Macrophages in tissues can arise from adult monocytes or yolk sac–derived cells. The study aims to clarify the developmental origin of alveolar macrophages. The authors used BrdU labeling and parabiosis in adult mice to show that circulating monocytes minimally contribute to the steady‑state alveolar macrophage pool. Mature alveolar macrophages appear only after birth, colonizing the alveolar space by day 3, with fetal monocytes (not primitive macrophages) serving as the primary precursors; these cells differentiate over one week into long‑lived AMFs in a GM‑CSF–dependent manner and then self‑maintain for months.

Abstract

Tissue-resident macrophages can develop from circulating adult monocytes or from primitive yolk sac–derived macrophages. The precise ontogeny of alveolar macrophages (AMFs) is unknown. By performing BrdU labeling and parabiosis experiments in adult mice, we found that circulating monocytes contributed minimally to the steady-state AMF pool. Mature AMFs were undetectable before birth and only fully colonized the alveolar space by 3 d after birth. Before birth, F4/80hiCD11blo primitive macrophages and Ly6ChiCD11bhi fetal monocytes sequentially colonized the developing lung around E12.5 and E16.5, respectively. The first signs of AMF differentiation appeared around the saccular stage of lung development (E18.5). Adoptive transfer identified fetal monocytes, and not primitive macrophages, as the main precursors of AMFs.
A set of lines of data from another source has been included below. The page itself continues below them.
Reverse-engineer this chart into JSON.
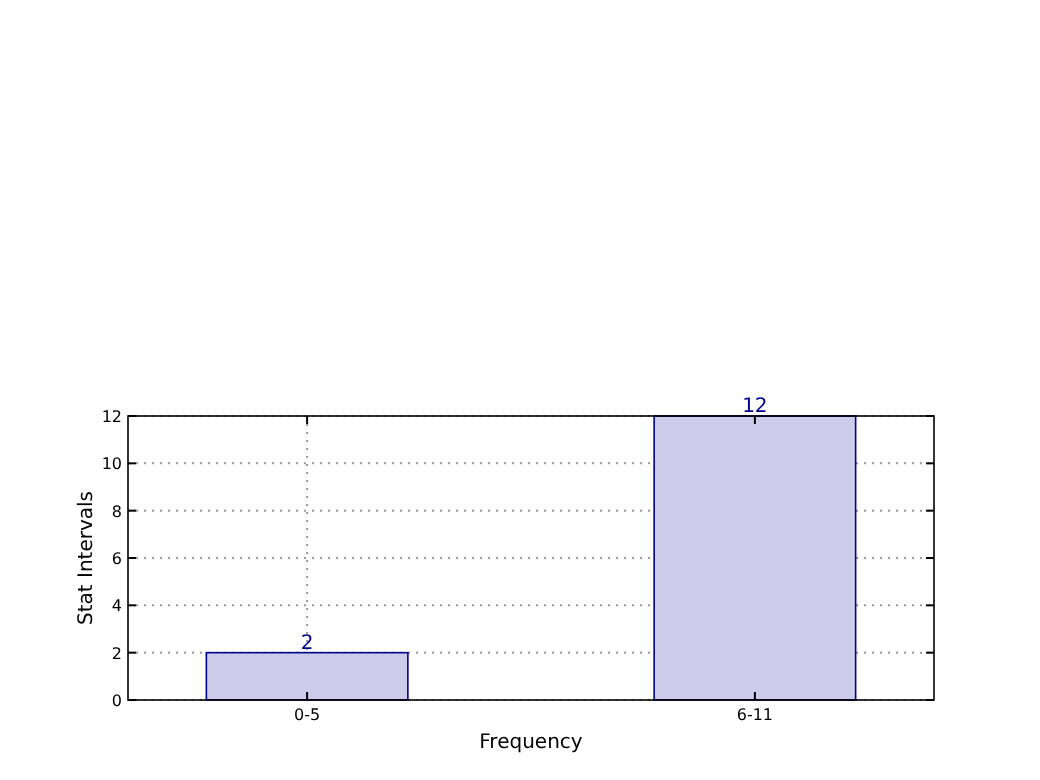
{
  "chart_data": {
    "type": "bar",
    "xlabel": "Frequency",
    "ylabel": "Stat Intervals",
    "categories": [
      "0-5",
      "6-11"
    ],
    "values": [
      2,
      12
    ],
    "color": "#ccccea",
    "ylim": [
      0,
      12
    ],
    "yticks": [
      0,
      2,
      4,
      6,
      8,
      10,
      12
    ],
    "grid": true,
    "data_labels": true
  }
}
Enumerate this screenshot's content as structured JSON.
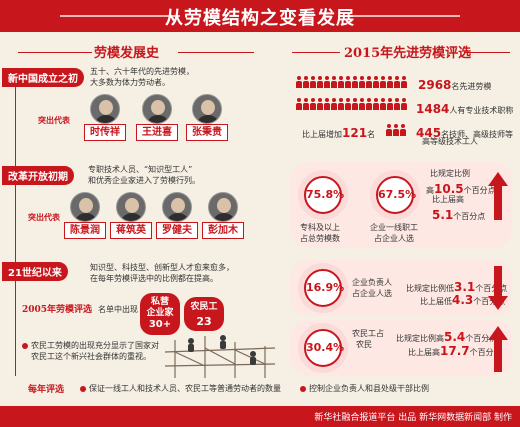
{
  "title": "从劳模结构之变看发展",
  "left_section_title": "劳模发展史",
  "right_section_title": "2015年先进劳模评选",
  "eras": [
    {
      "label": "新中国成立之初",
      "desc1": "五十、六十年代的先进劳模，",
      "desc2": "大多数为体力劳动者。",
      "rep_label": "突出代表",
      "names": [
        "时传祥",
        "王进喜",
        "张秉贵"
      ]
    },
    {
      "label": "改革开放初期",
      "desc1": "专职技术人员、“知识型工人”",
      "desc2": "和优秀企业家进入了劳模行列。",
      "rep_label": "突出代表",
      "names": [
        "陈景润",
        "蒋筑英",
        "罗健夫",
        "彭加木"
      ]
    },
    {
      "label": "21世纪以来",
      "desc1": "知识型、科技型、创新型人才愈来愈多，",
      "desc2": "在每年劳模评选中的比例都在提高。"
    }
  ],
  "eval2005": {
    "label": "2005年劳模评选",
    "list_label": "名单中出现",
    "pill1_l1": "私营",
    "pill1_l2": "企业家",
    "pill1_num": "30+",
    "pill2_l1": "农民工",
    "pill2_num": "23",
    "note1": "农民工劳模的出现充分显示了国家对",
    "note2": "农民工这个新兴社会群体的重视。"
  },
  "stats": [
    {
      "num": "2968",
      "text": "名先进劳模"
    },
    {
      "num": "1484",
      "text": "人有专业技术职称"
    },
    {
      "prefix": "比上届增加",
      "num": "121",
      "suffix": "名"
    },
    {
      "num": "445",
      "text": "名技师、高级技师等",
      "text2": "高等级技术工人"
    }
  ],
  "panel1": {
    "c1_pct": "75.8%",
    "c1_l1": "专科及以上",
    "c1_l2": "占总劳模数",
    "c2_pct": "67.5%",
    "c2_l1": "企业一线职工",
    "c2_l2": "占企业人选",
    "r1": "比规定比例",
    "r2a": "高",
    "r2num": "10.5",
    "r2b": "个百分点",
    "r3": "比上届高",
    "r4num": "5.1",
    "r4b": "个百分点"
  },
  "panel2": {
    "pct": "16.9%",
    "l1": "企业负责人",
    "l2": "占企业人选",
    "r1a": "比规定比例低",
    "r1num": "3.1",
    "r1b": "个百分点",
    "r2a": "比上届低",
    "r2num": "4.3",
    "r2b": "个百分点"
  },
  "panel3": {
    "pct": "30.4%",
    "l1": "农民工占",
    "l2": "农民",
    "r1a": "比规定比例高",
    "r1num": "5.4",
    "r1b": "个百分点",
    "r2a": "比上届高",
    "r2num": "17.7",
    "r2b": "个百分点"
  },
  "annual": {
    "label": "每年评选",
    "item1": "保证一线工人和技术人员、农民工等普通劳动者的数量",
    "item2": "控制企业负责人和县处级干部比例"
  },
  "footer": "新华社融合报道平台 出品    新华网数据新闻部 制作",
  "colors": {
    "primary": "#c8161d",
    "background": "#f5efe4",
    "panel": "#fde8e3"
  }
}
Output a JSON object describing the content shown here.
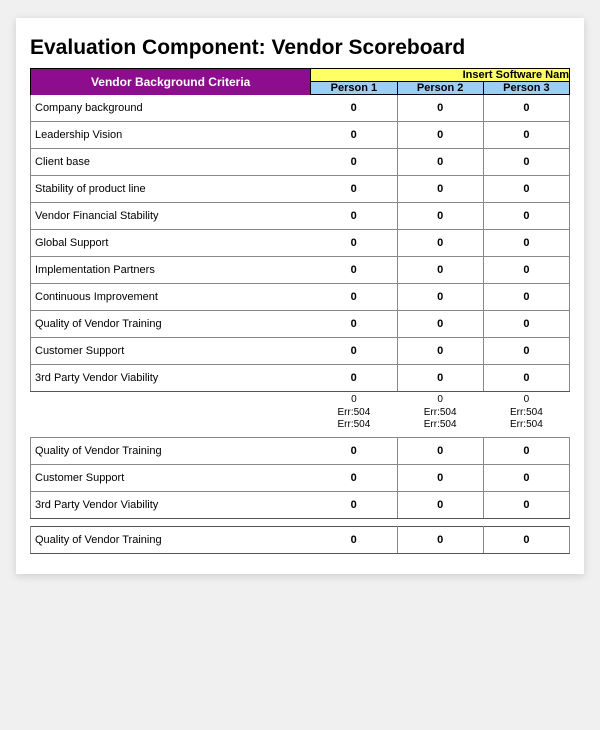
{
  "title": "Evaluation Component: Vendor Scoreboard",
  "header": {
    "criteria_label": "Vendor Background Criteria",
    "software_label": "Insert Software Nam",
    "persons": [
      "Person 1",
      "Person 2",
      "Person 3"
    ]
  },
  "colors": {
    "purple": "#8e0d8e",
    "yellow": "#ffff66",
    "blue": "#9ecdf2",
    "background": "#f0f0f0",
    "card": "#ffffff"
  },
  "section1": {
    "rows": [
      {
        "label": "Company background",
        "vals": [
          "0",
          "0",
          "0"
        ]
      },
      {
        "label": "Leadership Vision",
        "vals": [
          "0",
          "0",
          "0"
        ]
      },
      {
        "label": "Client base",
        "vals": [
          "0",
          "0",
          "0"
        ]
      },
      {
        "label": "Stability of product line",
        "vals": [
          "0",
          "0",
          "0"
        ]
      },
      {
        "label": "Vendor Financial Stability",
        "vals": [
          "0",
          "0",
          "0"
        ]
      },
      {
        "label": "Global Support",
        "vals": [
          "0",
          "0",
          "0"
        ]
      },
      {
        "label": "Implementation Partners",
        "vals": [
          "0",
          "0",
          "0"
        ]
      },
      {
        "label": "Continuous Improvement",
        "vals": [
          "0",
          "0",
          "0"
        ]
      },
      {
        "label": "Quality of Vendor Training",
        "vals": [
          "0",
          "0",
          "0"
        ]
      },
      {
        "label": "Customer Support",
        "vals": [
          "0",
          "0",
          "0"
        ]
      },
      {
        "label": "3rd Party Vendor Viability",
        "vals": [
          "0",
          "0",
          "0"
        ]
      }
    ]
  },
  "summary": {
    "line1": [
      "0",
      "0",
      "0"
    ],
    "line2": [
      "Err:504",
      "Err:504",
      "Err:504"
    ],
    "line3": [
      "Err:504",
      "Err:504",
      "Err:504"
    ]
  },
  "section2": {
    "rows": [
      {
        "label": "Quality of Vendor Training",
        "vals": [
          "0",
          "0",
          "0"
        ]
      },
      {
        "label": "Customer Support",
        "vals": [
          "0",
          "0",
          "0"
        ]
      },
      {
        "label": "3rd Party Vendor Viability",
        "vals": [
          "0",
          "0",
          "0"
        ]
      }
    ]
  },
  "section3": {
    "rows": [
      {
        "label": "Quality of Vendor Training",
        "vals": [
          "0",
          "0",
          "0"
        ]
      }
    ]
  }
}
Fetal monocytes transferred to the lung of neonatal mice acquired an AMF phenotype via defined developmental stages over the course of one week, and persisted for at least three months. Early AMF commitment from fetal monocytes was absent in GM-CSF–deficient mice, whereas short-term perinatal intrapulmonary GM-CSF therapy rescued AMF development for weeks, although the resulting AMFs displayed an immature phenotype. This demonstrates that tissue-resident macrophages can also develop from fetal monocytes that adopt a stable phenotype shortly after birth in response to instructive cytokines, and then self-maintain throughout life.